Deine Interessen? Was wäre Dein Beruf, wenn Du nicht Tänzer geworden wärst?
Neben dem Tanzen habe ich verschiedene Interessen, sowohl in der Kunst als auch anderswo. Ich bin ein begeisterter Leser und Kunstliebhaber. Ich interessiere mich auch leidenschaftlich für die Geisteswissenschaften: Geschichte, Geographie, Sprache und Literatur. Politik ist ein weiterer Bereich, der mich wirklich interessiert und in dem ich mich gerne engagiere. Ich habe schon immer eine Liebe für die Wissenschaft gehabt und versuche, diese Leidenschaft auch weiterhin zu pflegen.

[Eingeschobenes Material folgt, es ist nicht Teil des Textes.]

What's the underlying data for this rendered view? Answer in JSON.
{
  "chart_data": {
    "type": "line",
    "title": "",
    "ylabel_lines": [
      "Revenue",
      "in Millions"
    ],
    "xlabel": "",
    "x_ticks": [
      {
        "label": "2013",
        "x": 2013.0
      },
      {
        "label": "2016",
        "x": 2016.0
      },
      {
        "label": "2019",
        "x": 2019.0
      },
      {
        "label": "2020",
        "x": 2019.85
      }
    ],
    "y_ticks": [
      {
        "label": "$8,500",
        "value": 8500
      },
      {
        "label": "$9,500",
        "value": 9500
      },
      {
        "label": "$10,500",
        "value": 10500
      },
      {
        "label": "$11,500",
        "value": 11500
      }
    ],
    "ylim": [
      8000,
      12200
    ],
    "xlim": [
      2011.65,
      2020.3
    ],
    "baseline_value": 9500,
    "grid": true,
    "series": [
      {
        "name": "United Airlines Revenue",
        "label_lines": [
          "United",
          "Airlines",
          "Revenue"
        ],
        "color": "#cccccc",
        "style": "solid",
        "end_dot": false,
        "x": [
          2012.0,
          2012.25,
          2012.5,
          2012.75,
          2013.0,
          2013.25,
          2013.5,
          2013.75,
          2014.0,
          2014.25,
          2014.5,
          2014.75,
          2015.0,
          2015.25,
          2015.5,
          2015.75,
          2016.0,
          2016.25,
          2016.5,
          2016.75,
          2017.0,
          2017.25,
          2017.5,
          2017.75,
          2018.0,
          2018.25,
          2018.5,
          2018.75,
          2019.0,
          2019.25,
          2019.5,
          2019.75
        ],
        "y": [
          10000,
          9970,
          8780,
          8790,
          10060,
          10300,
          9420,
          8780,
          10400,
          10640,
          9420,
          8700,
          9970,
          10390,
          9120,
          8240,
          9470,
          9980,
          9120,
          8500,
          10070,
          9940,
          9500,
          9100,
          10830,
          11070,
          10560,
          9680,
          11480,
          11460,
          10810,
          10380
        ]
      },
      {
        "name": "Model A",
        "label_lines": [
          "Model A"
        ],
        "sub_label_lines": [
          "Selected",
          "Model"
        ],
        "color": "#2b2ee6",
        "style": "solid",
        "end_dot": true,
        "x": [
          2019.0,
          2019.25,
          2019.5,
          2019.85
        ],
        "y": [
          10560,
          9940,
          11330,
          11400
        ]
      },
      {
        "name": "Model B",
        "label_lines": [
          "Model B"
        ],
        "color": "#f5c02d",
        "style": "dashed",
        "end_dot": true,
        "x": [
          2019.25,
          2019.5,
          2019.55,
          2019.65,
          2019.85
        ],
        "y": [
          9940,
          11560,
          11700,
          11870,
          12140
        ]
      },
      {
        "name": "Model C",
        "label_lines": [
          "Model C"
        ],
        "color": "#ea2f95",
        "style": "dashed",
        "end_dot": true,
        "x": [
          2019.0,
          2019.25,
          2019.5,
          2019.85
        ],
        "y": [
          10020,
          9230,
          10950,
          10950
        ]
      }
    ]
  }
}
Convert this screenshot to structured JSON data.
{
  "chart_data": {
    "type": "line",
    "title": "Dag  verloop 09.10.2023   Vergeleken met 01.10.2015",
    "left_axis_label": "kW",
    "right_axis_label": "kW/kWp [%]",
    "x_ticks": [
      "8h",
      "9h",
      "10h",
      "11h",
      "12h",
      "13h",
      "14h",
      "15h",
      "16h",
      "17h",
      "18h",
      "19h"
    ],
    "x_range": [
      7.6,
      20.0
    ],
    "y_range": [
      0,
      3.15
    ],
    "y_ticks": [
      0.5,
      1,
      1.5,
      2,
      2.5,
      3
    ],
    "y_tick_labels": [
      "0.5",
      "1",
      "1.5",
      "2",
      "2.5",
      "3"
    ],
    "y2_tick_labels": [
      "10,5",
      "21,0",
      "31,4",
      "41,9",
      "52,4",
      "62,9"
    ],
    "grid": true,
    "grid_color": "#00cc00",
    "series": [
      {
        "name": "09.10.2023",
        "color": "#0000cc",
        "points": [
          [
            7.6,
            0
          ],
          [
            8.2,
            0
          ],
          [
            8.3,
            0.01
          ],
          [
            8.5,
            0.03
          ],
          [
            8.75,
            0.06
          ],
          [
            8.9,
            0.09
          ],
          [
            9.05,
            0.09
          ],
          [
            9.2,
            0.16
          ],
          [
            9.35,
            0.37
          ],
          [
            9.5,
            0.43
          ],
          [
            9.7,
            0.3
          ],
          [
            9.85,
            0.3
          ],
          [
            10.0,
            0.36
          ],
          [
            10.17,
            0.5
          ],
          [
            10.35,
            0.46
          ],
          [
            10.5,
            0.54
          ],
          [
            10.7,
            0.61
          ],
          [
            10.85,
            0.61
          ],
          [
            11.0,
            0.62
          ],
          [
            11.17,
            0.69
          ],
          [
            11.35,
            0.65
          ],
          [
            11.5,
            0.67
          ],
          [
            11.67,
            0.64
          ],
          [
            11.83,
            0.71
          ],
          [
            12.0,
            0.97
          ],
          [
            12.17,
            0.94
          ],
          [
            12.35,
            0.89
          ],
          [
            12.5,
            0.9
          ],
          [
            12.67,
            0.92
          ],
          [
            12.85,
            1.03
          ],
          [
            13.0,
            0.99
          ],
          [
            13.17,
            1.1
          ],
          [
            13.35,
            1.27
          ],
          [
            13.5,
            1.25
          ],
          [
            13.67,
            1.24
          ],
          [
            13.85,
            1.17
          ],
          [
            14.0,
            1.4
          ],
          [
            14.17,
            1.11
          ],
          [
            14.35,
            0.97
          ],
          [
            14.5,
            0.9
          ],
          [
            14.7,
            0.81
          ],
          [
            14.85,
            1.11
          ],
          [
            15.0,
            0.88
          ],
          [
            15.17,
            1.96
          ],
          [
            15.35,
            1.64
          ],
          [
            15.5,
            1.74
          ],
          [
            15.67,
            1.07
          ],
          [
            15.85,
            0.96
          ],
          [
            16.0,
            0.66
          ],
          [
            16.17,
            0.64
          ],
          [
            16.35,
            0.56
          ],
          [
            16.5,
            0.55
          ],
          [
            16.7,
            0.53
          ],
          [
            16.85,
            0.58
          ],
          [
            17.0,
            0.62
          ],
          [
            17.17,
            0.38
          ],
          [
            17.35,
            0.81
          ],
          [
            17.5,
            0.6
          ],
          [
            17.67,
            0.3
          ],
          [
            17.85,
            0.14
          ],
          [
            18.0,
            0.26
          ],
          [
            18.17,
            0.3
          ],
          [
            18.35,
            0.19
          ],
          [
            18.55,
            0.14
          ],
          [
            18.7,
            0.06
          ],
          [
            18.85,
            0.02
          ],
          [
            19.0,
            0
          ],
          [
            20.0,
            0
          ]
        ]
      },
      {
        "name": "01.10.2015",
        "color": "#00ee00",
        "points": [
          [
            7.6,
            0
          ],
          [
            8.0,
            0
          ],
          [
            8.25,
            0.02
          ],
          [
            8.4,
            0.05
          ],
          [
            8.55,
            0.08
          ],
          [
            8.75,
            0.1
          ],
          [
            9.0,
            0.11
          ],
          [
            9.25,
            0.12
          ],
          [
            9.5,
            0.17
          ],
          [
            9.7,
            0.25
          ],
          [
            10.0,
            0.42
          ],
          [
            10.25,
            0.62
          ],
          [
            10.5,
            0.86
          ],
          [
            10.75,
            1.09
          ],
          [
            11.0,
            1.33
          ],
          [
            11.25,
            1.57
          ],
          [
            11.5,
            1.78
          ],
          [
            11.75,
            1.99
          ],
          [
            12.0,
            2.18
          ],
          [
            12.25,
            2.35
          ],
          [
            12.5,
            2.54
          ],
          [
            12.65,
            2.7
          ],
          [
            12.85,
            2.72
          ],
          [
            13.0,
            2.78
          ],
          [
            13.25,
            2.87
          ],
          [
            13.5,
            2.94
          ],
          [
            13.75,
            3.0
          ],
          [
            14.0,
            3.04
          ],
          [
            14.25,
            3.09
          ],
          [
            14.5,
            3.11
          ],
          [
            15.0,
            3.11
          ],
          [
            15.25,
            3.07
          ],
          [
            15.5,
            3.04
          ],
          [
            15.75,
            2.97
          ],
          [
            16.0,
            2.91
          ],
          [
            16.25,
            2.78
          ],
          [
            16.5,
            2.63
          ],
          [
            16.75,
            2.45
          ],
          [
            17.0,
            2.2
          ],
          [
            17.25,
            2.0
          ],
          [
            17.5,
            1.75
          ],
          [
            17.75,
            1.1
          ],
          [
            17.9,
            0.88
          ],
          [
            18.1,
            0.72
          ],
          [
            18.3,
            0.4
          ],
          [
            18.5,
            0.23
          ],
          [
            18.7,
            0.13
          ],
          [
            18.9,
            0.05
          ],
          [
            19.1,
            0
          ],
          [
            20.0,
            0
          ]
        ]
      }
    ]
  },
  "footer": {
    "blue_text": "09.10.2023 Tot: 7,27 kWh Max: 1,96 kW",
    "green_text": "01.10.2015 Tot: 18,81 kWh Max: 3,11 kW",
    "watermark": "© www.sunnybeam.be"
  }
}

In meiner Freizeit verbringe ich gerne Zeit im Freien, normalerweise in der Natur und meistens mit dem Fahrrad, obwohl ich auch gerne die Stadt erkunde. Ich gehe gerne in Kunstgalerien und Ausstellungen, aber auch ins Theater, zu Musicals und Orchesterkonzerten. Ich genieße auch Zeit zu Hause mit etwas Earl Grey, Keksen und einem Buch, vielleicht einer Dokumentation oder einem Film, oder ein bisschen zeichnen. Ich nehme mir auch gerne Zeit, mit meinen Freunden und meiner Familie in Kontakt zu bleiben und ihre Neuigkeiten zu hören.

Essen ist eine weitere große Leidenschaft von mir! Ich liebe es zu essen, es zuzubereiten und darüber zu lernen. Ich bereite gerne für meine Freunde interessante und leckere Speisen zu, daher verbringe ich gerne Zeit mit Einkaufen und Kochen. Ich bin auch ein großer Fan von Koch- und Backshows und gehe gerne aus und probiere interessante Orte mit Freunden und Familie aus.